If the safety of your fleet is a top priority, it’s imperative to change the driver issues that are causing all these accidents. But where do you start? Continue reading to find out.
Start by identifying high-risk drivers
If you only have three vehicles in your fleet, you will already know which one of the three drivers is a higher risk than the others. If you have 300 vehicles, things are much more complex. Work methodically. Start by checking all the drivers’ accident histories. Also, check every vehicle record. This will help to identify those drivers who have been involved in the highest number of accidents or who have abnormally high numbers of traffic violations on their record.
Classify these drivers into risk categories
Let’s say that, after studying all the vehicle and driver records, a list of 40 drivers who have an above-average number of infractions on their record emerges. That does not mean they are all in the same risk category. The next step is to classify them into risk groups.
At the bottom would be those with one or two equipment violations. The next group could be those with three or four violations, including breaking traffic rules. In an even higher risk group could be those with more than four violations, including serious speeding and other moving violations.
Right at the top should be those who have committed serious offenses like driving under the influence, ignoring stop signs or traffic lights, or exceeding the speed limit by more than 25mph.
Train and re-train problem drivers
Once it becomes clear who the high-risk drivers are and where the problem areas lie, the next step is corrective training. Whether this happens online, behind the wheel, or in a classroom, it should specifically focus on eliminating problem areas.
Some issues can easily be fixed by making sure the drivers in question get a refresher course that covers topics such as following distances, the dangers of speeding, driving in bad weather, etc.
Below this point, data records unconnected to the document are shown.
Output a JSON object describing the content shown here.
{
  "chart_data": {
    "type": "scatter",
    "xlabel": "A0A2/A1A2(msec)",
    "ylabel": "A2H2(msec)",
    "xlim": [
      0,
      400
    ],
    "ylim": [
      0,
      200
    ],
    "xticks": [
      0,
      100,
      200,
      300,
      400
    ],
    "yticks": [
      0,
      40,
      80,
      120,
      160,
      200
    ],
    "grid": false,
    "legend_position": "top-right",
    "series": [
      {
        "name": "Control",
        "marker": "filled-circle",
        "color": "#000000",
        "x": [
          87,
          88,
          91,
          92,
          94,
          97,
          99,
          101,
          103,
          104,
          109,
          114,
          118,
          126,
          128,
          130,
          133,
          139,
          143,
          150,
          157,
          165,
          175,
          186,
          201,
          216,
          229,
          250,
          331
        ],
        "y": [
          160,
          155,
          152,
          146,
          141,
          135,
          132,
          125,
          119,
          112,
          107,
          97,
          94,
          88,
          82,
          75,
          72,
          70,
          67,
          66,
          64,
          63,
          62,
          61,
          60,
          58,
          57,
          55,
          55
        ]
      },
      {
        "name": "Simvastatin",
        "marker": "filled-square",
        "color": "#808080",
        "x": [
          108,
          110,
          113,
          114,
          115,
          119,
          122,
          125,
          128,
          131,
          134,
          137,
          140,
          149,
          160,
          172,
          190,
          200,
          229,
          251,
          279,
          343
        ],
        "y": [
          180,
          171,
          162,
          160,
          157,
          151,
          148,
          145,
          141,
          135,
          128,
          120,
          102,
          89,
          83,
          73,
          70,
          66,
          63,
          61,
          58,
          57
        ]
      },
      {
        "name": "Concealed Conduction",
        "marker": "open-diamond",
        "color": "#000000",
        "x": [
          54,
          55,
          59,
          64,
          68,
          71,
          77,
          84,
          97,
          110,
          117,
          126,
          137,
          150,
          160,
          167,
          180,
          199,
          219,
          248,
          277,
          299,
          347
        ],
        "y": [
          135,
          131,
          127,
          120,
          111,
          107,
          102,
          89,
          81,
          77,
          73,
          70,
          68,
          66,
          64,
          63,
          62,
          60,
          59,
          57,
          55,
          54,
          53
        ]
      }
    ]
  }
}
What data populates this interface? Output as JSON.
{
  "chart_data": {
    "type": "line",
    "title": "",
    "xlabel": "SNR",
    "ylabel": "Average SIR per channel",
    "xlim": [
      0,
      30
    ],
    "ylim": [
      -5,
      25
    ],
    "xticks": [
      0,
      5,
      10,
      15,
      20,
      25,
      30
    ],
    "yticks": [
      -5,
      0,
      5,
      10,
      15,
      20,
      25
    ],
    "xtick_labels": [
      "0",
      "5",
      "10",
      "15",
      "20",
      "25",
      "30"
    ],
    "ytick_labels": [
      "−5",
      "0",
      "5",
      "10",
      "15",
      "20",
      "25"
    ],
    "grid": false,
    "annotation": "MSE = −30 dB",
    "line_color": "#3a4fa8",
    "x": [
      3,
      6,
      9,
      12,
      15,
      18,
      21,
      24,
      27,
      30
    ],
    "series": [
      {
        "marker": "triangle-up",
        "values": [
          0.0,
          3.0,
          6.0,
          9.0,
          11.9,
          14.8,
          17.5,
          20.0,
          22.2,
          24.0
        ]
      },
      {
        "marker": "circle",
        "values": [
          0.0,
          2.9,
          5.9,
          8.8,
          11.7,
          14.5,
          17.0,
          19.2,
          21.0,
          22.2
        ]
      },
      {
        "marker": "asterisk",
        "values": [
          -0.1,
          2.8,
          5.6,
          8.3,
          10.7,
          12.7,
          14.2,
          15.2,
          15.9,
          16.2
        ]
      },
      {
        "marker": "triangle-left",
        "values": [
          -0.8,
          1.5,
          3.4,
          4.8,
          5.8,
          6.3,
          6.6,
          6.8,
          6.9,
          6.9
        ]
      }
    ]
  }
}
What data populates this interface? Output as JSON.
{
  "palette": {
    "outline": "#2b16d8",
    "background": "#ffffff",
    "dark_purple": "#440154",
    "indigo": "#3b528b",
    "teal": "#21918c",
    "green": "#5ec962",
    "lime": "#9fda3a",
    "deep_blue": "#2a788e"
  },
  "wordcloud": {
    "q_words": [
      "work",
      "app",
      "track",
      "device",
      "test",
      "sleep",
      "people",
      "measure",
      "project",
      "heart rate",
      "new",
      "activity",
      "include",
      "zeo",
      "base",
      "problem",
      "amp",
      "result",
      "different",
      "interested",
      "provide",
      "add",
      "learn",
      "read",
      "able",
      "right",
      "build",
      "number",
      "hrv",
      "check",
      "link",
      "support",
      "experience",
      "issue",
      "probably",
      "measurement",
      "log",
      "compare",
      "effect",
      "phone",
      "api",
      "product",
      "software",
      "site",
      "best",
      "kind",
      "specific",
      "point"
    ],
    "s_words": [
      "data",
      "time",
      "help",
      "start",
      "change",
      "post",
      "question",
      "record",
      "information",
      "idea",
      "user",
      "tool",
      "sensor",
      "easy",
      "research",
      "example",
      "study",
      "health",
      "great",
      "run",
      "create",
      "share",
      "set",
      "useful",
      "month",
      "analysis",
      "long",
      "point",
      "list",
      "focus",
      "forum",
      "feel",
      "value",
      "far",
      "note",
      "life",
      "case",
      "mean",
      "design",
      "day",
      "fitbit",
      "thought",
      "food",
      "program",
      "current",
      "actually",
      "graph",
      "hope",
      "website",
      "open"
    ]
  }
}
In other cases, the driver might have to be monitored behind the wheel to pinpoint and eliminate bad driving habits.
Create a culture of safe driving in your firm
While a once-off ‘drive safely’ campaign might be useful, in the long run, more will be needed. To keep the issue of safe driving on your drivers’ minds, consider doing the following:
Involve managers. Managers are in closer contact with drivers than the top management team. Start by making sure safe driving is one of their top priorities and request them to regularly stress the importance of this whenever they are in contact with drivers.
Safety meetings. Safe driving is important enough to warrant a regular meeting where you, for example, get someone from outside the firm to give a talk on this topic. It will also go a long way to keep safe driving on everyone’s mind.
Memos, emails, and newsletters. On their own, these are not enough. But when used as part of an ongoing safe driving campaign, they can help to keep the message alive. If one of your drivers, for example, celebrates 10 violation-free years, use one or more of these to make sure everyone knows about it.